Stéphane Polard est un graphiste français de jeux vidéo, principalement connu pour son travail chez Lankhor entre 1989 et 2001. Il participe à plusieurs productions importantes du studio, depuis les aventures graphiques sur Atari ST, Amiga et PC jusqu’aux simulations automobiles en trois dimensions de la fin des années 90.
Il débute comme illustrateur et réalise notamment la jaquette d’Explora II, publié par Infomédia en 1989. Ce premier travail dans le jeu vidéo précède de peu son arrivée chez Lankhor, où il répond à une candidature spontanée alors que le studio cherche un nouveau graphiste.
Son premier travail important pour la société concerne la version PC de Maupiti Island. Après le départ de Dominique Sablons, Stéphane Polard redessine les décors et les personnages pour les adapter à cette nouvelle version. Le résultat se distingue des éditions Atari ST et Amiga par une palette plus vive et des visages parfois sensiblement différents.
Il participe également à l’identité visuelle de nombreux jeux édités par Lankhor. Il réalise notamment des couvertures pour Black Sect, Alive, Mokowe, Outzone, La Crypte des maudits, SDAW, Rody et Mastico, Le Trésor d’Ali Gator et Infernal House.

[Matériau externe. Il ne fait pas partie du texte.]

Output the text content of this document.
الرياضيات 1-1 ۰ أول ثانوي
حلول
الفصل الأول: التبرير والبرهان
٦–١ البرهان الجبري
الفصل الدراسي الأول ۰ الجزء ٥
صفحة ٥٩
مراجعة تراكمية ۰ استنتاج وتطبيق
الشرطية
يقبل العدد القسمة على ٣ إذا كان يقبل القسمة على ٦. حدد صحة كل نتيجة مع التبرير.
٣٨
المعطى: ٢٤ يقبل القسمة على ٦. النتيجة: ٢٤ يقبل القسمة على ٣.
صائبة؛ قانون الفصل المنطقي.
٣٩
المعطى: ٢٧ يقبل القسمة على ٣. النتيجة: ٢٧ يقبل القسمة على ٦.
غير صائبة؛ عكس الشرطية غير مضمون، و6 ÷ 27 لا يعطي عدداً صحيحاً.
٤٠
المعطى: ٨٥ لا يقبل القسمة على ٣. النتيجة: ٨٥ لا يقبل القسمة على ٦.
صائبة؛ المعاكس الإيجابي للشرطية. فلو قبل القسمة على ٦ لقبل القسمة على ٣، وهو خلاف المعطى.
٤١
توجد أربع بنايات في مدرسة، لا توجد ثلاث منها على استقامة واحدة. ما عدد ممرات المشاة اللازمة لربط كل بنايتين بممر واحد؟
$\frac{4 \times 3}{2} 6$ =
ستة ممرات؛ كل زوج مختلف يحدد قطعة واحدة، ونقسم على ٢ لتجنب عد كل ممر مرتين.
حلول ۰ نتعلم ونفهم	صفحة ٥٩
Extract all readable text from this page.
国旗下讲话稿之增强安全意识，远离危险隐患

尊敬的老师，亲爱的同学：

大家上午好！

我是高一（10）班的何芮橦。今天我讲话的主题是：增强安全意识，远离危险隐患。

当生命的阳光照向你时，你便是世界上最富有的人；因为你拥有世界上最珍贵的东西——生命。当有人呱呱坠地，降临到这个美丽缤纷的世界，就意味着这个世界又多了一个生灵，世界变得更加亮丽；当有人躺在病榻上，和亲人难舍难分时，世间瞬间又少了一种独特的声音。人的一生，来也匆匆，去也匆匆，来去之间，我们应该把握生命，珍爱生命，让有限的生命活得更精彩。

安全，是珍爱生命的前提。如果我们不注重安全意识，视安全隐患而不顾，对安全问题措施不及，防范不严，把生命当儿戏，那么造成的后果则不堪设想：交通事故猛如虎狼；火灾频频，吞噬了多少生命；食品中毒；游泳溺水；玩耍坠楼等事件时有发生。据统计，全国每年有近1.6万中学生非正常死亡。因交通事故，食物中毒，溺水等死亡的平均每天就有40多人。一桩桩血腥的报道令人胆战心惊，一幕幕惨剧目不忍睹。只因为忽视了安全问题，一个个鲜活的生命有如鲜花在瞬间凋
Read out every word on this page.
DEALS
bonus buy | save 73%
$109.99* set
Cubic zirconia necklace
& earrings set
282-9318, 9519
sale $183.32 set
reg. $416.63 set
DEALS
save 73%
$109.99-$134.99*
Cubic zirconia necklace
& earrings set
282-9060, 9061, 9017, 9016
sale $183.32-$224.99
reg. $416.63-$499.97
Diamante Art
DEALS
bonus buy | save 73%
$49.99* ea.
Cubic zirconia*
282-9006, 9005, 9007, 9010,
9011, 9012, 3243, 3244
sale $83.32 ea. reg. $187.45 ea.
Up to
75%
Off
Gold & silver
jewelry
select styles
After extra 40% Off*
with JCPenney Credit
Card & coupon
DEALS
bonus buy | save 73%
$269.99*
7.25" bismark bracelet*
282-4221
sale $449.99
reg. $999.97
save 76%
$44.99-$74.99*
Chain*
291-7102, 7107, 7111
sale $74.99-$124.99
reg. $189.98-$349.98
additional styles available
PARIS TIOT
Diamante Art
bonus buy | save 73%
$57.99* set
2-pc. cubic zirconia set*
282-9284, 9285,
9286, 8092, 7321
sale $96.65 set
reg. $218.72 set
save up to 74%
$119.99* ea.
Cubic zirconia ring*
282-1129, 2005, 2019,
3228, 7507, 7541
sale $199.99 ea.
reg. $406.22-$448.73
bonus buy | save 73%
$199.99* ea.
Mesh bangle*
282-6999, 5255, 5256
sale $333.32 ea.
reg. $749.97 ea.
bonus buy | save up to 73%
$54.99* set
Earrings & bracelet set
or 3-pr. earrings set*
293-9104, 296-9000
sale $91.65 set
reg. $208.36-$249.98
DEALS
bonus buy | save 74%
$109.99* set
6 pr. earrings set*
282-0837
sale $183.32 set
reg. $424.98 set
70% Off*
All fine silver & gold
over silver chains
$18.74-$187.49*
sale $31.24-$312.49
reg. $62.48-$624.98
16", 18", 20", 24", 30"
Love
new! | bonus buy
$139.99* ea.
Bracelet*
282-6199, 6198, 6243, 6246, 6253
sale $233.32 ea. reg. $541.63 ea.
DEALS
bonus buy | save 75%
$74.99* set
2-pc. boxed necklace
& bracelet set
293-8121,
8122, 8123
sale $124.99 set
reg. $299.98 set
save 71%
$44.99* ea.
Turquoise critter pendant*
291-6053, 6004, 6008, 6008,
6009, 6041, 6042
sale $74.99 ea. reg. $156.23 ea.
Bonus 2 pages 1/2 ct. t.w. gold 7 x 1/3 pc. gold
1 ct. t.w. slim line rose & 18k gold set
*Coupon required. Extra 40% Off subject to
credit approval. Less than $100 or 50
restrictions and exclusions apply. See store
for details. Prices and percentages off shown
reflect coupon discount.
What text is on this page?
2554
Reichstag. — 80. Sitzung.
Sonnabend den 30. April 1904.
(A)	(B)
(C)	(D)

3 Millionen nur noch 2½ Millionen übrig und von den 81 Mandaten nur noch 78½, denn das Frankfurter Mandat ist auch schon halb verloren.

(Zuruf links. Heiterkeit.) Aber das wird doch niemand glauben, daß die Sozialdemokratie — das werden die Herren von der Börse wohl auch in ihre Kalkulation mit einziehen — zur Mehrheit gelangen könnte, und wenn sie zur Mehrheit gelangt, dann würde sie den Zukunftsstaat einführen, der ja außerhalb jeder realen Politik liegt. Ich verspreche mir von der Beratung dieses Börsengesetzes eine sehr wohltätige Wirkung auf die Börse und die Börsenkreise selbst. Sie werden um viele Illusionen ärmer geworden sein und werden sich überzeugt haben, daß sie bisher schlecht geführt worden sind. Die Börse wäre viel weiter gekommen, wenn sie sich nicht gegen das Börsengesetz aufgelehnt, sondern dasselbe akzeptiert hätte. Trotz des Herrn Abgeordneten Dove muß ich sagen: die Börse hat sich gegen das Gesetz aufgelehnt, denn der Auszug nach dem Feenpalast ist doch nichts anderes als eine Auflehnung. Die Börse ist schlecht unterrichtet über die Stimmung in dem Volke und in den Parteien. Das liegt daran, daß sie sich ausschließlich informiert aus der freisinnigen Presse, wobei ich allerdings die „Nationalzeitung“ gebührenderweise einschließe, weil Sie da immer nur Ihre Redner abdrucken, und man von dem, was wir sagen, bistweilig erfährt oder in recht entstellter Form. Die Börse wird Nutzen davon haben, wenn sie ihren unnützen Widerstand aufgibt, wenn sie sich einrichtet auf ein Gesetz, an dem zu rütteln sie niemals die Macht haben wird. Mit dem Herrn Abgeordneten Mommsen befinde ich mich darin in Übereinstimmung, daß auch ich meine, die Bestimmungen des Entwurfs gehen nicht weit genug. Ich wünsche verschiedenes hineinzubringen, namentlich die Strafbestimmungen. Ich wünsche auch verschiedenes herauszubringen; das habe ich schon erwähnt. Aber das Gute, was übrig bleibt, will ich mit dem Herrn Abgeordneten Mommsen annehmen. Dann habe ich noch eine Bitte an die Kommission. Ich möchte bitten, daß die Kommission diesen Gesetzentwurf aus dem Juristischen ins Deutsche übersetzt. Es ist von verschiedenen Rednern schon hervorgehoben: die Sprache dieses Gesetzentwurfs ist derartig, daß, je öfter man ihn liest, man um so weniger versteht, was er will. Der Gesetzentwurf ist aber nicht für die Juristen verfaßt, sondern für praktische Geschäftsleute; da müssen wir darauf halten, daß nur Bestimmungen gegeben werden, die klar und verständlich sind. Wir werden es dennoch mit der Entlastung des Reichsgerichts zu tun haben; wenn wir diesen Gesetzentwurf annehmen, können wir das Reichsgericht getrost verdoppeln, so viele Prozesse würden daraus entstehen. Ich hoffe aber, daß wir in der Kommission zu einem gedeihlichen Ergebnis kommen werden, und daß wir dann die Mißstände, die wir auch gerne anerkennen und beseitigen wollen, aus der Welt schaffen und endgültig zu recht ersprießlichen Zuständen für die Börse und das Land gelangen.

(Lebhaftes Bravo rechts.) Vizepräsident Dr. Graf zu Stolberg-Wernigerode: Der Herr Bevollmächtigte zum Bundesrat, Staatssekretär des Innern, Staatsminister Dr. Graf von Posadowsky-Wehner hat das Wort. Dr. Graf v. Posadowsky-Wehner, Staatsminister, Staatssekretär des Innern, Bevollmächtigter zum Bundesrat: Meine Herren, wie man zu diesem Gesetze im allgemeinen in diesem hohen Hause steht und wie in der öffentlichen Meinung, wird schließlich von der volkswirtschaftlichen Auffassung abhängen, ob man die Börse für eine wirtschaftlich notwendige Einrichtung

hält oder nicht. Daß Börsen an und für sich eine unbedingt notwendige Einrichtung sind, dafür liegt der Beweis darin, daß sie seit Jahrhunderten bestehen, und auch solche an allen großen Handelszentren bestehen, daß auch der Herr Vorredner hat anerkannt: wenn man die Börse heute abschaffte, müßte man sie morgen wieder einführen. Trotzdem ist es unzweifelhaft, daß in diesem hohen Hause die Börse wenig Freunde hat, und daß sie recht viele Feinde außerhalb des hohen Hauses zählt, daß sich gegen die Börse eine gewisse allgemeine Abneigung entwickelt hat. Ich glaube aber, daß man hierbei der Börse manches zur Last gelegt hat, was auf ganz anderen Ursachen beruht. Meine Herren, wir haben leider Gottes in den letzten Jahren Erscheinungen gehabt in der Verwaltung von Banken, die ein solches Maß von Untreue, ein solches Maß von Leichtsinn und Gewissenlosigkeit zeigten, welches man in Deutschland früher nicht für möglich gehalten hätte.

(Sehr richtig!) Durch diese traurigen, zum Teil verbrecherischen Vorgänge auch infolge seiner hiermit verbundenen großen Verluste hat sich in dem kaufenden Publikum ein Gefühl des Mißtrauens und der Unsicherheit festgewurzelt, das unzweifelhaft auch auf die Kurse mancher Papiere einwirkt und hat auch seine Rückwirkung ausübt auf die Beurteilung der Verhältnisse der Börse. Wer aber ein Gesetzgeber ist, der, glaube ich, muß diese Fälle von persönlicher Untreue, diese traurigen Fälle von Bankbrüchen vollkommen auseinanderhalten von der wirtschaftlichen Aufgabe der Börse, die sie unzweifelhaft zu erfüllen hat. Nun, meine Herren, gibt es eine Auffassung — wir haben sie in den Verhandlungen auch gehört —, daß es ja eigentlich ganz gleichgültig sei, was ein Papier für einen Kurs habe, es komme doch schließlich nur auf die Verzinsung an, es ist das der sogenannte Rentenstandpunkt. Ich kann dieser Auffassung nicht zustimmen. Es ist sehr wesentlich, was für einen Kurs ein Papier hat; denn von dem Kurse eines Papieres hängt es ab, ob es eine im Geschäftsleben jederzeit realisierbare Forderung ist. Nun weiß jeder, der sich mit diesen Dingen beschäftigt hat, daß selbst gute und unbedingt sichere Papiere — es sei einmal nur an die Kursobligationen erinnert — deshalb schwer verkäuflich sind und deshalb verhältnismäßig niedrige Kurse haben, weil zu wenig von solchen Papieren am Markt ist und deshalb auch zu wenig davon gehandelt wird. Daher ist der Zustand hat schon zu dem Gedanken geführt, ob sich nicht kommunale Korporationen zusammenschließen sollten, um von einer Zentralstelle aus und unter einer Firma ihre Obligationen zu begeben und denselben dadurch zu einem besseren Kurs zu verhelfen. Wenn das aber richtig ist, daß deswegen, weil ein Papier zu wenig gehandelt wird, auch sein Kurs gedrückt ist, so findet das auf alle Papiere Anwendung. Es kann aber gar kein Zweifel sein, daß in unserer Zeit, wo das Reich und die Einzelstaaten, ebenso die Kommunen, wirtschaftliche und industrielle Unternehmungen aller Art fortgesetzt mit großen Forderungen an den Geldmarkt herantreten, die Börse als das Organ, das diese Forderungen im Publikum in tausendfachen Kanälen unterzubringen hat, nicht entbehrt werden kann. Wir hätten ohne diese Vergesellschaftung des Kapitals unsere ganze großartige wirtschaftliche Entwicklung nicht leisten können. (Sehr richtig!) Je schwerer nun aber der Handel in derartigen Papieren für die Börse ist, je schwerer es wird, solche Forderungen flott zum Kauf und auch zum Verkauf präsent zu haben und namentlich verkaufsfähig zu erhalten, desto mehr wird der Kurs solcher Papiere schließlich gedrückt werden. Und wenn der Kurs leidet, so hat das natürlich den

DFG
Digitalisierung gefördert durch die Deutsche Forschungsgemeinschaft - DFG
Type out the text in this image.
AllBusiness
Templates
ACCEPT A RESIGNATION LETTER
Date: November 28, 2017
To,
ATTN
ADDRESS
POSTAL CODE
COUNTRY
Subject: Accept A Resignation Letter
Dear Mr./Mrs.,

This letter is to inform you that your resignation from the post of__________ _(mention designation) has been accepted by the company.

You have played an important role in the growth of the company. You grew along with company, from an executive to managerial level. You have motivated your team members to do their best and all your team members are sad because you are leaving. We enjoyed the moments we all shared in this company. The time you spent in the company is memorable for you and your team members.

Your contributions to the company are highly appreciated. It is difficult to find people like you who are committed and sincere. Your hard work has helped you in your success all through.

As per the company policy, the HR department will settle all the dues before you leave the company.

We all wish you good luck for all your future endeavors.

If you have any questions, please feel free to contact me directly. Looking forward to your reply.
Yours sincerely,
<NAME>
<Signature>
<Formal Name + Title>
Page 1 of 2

Son travail dépasse donc largement les seuls graphismes affichés à l’écran.
En parallèle, Stéphane Polard réalise les graphismes de Vroom, le jeu de course conçu par Daniel Macré. Il dessine les voitures, les circuits et les différents éléments visuels de la version Atari ST, ensuite adaptés sur Amiga et PC. Le jeu sort en 1991 et devient l’un des plus grands succès de Lankhor, notamment grâce à sa vitesse et à la fluidité de son animation.
Il poursuit ce travail sur Vroom Data Disk, Vroom Multiplayer puis F1, adaptation publiée sous licence officielle de Formule 1. Cette dernière reprend le moteur et l’univers graphique de Vroom, tout en ajoutant les écuries, les pilotes et les circuits du championnat.
Stéphane Polard reste toutefois particulièrement associé à Sukiya, troisième enquête prévue pour le détective Jérôme Lange après Le Manoir de Mortevielle et Maupiti Island. Le jeu devait se dérouler au Japon, dans un monastère où Jérôme Lange retrouvait son ami Max avant d’être confronté à une nouvelle affaire de meurtre. Le scénario était écrit par Sylvian Bruchon.
Pour préparer Sukiya, Stéphane Polard effectue un important travail de documentation sur l’architecture, les vêtements et les paysages japonais. Les premières images montrent des temples, des jardins et des personnages beaucoup plus présents à l’écran que dans Maupiti Island. Certaines scènes demandent plusieurs blocs d’animation, ce qui alourdit considérablement le travail graphique.
Les captures publiées dans la presse impressionnent les joueurs et donnent l’image d’un projet déjà très avancé. En réalité, l’état exact du développement reste difficile à établir : plusieurs magazines parlent d’un jeu presque terminé, tandis que Stéphane Polard expliquera plus tard que la programmation n’avait pas encore réellement commencé. Les graphismes et le scénario étaient largement préparés, mais le jeu ne dépassa jamais cette phase.
L’échec commercial de Black Sect conduit Lankhor à abandonner ses nouveaux jeux d’aventure pour se concentrer sur les productions automobiles. Sukiya, prévu au début des années 90 sur Atari ST, Amiga et PC, est alors définitivement annulé malgré les nombreuses images déjà diffusées dans les magazines.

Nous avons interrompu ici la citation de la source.